The first time the gateway sees a presented VK:
  1. Calls /internal/gateway/resolve-key on the LangWatch control-plane → receives a signed JWT (15-minute TTL) with identity claims (vk_id, project_id, principal_id, etc.) plus a revision number.
  2. Calls /internal/gateway/config/:vk_id (with If-None-Match: <revision> on subsequent fetches) → receives the fat config (providers, fallback, guardrails, budgets).
  3. Caches both in-memory (L1 LRU) and optionally in Redis (L2, shared across gateway pods).
  4. Subscribes to /internal/gateway/changes?since=<revision> long-poll, on any mutation to any VK, the gateway invalidates and re-fetches.

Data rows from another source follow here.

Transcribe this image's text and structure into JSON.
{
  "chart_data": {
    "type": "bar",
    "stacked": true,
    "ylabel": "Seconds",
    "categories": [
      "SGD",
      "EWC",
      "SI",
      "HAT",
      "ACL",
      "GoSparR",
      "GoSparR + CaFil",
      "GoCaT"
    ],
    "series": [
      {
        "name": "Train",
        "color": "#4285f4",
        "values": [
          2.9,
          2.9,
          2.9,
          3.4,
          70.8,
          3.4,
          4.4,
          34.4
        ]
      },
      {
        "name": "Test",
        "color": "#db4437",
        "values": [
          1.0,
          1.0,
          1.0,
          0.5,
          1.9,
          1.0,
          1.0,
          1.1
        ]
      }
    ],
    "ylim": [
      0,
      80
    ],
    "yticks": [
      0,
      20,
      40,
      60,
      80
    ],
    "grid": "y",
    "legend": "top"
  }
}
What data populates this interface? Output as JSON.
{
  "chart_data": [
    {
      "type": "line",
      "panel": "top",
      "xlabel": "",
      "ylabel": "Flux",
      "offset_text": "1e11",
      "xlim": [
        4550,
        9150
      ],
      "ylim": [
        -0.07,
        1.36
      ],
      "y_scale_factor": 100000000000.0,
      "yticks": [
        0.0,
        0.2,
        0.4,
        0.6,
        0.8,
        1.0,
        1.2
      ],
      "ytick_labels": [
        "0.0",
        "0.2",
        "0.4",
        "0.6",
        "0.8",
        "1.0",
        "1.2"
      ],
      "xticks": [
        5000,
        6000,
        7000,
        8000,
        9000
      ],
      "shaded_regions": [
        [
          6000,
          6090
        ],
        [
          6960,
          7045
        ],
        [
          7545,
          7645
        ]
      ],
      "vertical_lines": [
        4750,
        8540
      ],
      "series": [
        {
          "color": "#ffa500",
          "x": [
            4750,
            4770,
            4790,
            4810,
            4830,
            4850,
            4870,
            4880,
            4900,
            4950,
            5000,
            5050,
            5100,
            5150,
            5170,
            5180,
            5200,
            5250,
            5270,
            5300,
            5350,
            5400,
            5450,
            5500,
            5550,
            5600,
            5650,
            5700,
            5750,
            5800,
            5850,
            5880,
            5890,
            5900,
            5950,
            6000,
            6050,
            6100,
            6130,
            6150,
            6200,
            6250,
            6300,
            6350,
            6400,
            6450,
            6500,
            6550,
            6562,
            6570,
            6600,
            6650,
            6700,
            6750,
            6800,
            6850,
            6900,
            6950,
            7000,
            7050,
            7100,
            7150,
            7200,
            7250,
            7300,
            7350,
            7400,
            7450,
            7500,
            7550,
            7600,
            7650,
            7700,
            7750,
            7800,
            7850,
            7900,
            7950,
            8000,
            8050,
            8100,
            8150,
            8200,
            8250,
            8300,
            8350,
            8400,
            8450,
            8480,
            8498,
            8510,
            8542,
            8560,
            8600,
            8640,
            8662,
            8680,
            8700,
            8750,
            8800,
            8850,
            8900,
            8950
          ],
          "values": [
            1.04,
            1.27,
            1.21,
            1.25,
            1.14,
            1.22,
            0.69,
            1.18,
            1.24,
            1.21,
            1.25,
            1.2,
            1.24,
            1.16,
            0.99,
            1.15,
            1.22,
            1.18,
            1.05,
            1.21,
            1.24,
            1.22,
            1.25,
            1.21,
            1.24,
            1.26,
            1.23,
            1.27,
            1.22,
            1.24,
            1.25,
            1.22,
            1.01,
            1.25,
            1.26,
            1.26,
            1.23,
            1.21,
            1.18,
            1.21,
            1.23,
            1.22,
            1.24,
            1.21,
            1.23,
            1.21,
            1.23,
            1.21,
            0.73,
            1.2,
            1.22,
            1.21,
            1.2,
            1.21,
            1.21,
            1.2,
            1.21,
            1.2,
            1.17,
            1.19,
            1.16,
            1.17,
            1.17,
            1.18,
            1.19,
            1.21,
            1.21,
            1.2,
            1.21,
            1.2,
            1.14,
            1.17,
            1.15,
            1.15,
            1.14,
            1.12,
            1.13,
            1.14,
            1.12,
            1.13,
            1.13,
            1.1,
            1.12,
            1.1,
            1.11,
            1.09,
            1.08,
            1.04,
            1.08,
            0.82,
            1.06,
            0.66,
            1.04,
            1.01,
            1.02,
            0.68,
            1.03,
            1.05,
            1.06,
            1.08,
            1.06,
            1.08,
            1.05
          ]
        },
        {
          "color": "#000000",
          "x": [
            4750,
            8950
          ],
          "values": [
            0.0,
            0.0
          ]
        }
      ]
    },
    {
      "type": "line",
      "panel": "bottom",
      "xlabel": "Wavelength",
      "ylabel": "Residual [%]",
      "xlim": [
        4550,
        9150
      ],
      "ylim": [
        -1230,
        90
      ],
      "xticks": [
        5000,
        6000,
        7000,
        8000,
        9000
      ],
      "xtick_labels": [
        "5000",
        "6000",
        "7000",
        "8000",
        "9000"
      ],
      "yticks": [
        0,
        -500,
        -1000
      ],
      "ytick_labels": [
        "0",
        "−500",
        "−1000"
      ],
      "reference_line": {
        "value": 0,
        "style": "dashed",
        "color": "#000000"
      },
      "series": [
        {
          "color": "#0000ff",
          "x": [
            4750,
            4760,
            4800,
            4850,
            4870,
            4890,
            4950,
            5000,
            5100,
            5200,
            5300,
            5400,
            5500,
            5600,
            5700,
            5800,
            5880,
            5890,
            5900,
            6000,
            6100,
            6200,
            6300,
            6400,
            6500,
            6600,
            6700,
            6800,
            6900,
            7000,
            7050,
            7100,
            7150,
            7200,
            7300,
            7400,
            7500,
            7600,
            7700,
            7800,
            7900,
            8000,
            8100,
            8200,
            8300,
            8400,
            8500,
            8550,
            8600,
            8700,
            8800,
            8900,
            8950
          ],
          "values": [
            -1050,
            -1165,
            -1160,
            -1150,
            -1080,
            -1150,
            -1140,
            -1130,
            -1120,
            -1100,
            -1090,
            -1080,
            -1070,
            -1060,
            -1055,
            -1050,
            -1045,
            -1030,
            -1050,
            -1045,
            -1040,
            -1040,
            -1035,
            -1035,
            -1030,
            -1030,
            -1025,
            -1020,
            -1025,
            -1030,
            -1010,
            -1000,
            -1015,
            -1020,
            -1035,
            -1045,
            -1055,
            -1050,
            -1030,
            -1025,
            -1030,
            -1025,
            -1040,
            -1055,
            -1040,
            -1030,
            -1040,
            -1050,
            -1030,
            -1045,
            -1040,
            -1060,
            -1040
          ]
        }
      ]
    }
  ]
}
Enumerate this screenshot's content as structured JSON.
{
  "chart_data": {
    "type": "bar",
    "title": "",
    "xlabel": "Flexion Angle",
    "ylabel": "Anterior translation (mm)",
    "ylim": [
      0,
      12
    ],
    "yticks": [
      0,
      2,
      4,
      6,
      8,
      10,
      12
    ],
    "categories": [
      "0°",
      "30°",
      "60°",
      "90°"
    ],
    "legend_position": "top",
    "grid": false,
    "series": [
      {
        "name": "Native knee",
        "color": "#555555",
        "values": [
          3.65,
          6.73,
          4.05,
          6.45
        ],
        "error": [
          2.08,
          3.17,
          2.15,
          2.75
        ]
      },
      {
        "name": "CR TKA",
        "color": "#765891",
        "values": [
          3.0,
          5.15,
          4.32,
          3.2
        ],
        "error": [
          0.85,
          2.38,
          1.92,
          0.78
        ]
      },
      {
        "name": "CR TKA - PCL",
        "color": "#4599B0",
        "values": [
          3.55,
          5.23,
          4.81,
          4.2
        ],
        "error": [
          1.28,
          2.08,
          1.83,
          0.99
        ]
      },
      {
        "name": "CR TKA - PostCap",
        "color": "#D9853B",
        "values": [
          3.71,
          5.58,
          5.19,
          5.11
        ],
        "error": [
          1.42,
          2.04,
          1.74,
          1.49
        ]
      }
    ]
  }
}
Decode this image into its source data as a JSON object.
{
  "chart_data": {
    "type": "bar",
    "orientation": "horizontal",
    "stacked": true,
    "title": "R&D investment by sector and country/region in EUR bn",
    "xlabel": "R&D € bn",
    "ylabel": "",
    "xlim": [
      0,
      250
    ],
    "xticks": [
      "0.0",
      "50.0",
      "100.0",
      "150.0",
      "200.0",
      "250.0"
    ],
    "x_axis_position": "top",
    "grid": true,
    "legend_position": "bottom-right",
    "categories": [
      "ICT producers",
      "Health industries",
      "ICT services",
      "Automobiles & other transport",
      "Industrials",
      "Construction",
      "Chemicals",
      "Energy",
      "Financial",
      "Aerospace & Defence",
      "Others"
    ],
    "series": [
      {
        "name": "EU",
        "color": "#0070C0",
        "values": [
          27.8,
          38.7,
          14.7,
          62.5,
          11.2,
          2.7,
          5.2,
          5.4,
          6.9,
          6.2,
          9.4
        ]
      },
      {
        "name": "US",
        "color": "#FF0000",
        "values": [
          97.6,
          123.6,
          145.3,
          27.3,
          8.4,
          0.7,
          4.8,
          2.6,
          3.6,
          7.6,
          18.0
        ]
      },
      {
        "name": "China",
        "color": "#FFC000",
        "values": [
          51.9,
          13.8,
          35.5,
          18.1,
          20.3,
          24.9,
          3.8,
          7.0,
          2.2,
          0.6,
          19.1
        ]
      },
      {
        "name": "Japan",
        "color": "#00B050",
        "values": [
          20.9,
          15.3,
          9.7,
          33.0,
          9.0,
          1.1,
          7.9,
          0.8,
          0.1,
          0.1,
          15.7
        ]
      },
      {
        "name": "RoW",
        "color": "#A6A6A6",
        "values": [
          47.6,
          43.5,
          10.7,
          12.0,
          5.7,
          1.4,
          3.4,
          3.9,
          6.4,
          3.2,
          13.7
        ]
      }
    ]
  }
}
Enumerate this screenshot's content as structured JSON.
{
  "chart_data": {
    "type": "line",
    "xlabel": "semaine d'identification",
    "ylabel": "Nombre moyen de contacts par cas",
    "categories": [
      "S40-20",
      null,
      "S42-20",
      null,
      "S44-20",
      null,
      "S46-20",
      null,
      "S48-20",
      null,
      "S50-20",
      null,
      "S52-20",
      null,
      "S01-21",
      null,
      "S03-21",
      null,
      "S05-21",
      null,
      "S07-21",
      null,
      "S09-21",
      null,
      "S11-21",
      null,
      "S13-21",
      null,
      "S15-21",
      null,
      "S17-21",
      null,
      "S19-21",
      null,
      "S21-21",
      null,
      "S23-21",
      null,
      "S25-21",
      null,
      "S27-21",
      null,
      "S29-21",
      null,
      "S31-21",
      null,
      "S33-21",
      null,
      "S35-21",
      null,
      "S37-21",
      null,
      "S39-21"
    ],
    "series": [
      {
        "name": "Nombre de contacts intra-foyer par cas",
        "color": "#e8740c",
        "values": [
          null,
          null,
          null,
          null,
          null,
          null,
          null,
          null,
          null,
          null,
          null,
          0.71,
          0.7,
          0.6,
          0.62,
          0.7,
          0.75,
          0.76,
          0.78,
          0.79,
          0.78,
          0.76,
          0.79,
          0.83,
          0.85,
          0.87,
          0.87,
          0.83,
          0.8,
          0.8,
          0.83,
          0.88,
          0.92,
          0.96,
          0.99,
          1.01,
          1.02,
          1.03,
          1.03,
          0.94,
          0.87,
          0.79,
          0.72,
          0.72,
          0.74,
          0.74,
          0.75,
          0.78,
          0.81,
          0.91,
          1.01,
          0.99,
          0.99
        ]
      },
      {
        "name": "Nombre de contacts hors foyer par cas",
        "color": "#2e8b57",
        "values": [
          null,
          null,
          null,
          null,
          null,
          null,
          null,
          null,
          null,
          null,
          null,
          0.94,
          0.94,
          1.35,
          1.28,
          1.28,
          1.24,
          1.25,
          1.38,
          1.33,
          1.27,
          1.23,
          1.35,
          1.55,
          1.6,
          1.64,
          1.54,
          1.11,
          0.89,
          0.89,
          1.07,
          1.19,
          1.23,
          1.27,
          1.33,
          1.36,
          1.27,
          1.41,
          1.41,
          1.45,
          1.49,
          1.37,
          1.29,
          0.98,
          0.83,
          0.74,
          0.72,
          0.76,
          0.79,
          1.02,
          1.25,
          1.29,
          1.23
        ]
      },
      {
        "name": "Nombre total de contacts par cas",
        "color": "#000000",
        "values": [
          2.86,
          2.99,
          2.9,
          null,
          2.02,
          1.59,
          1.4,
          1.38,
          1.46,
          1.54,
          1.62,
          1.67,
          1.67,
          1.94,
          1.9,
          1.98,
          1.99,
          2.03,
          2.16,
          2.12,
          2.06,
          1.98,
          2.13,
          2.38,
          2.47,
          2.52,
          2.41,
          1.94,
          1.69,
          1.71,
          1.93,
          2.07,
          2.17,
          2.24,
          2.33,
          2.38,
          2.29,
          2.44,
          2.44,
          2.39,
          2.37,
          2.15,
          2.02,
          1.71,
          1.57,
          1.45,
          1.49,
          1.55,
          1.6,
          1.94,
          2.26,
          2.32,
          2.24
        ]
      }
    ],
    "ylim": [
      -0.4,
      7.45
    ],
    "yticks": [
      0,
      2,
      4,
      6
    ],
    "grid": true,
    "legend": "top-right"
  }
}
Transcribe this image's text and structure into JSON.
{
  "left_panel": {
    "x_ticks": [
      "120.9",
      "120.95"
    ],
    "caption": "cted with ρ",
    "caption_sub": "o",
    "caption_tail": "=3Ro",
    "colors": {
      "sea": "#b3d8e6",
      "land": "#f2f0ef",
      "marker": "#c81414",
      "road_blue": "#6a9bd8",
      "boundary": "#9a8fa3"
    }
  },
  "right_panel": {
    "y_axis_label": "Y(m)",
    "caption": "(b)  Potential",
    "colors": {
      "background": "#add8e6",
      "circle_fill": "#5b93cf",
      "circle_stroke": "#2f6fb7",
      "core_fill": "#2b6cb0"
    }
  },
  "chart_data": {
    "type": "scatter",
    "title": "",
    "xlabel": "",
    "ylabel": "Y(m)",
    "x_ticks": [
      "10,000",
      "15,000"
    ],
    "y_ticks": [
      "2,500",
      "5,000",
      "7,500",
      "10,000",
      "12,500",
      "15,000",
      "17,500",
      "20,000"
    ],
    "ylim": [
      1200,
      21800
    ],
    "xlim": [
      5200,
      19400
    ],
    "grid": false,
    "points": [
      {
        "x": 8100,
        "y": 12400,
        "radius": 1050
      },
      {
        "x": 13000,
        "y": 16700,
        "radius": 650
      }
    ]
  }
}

Subsequent requests with the same VK are served entirely from cache. JWT verification is local (HS256 shared secret); no control-plane round-trip on the hot path. This means:
  • First request on a cold cache: 2-4 ms of control-plane overhead.
  • Warm request after first: tens of microseconds of overhead.
  • Control-plane offline: gateway continues serving from warm cache until JWT TTL expires (15 min default); with bootstrap mode on, it can serve indefinitely.
See Self-Hosting → Config for tuning the cache.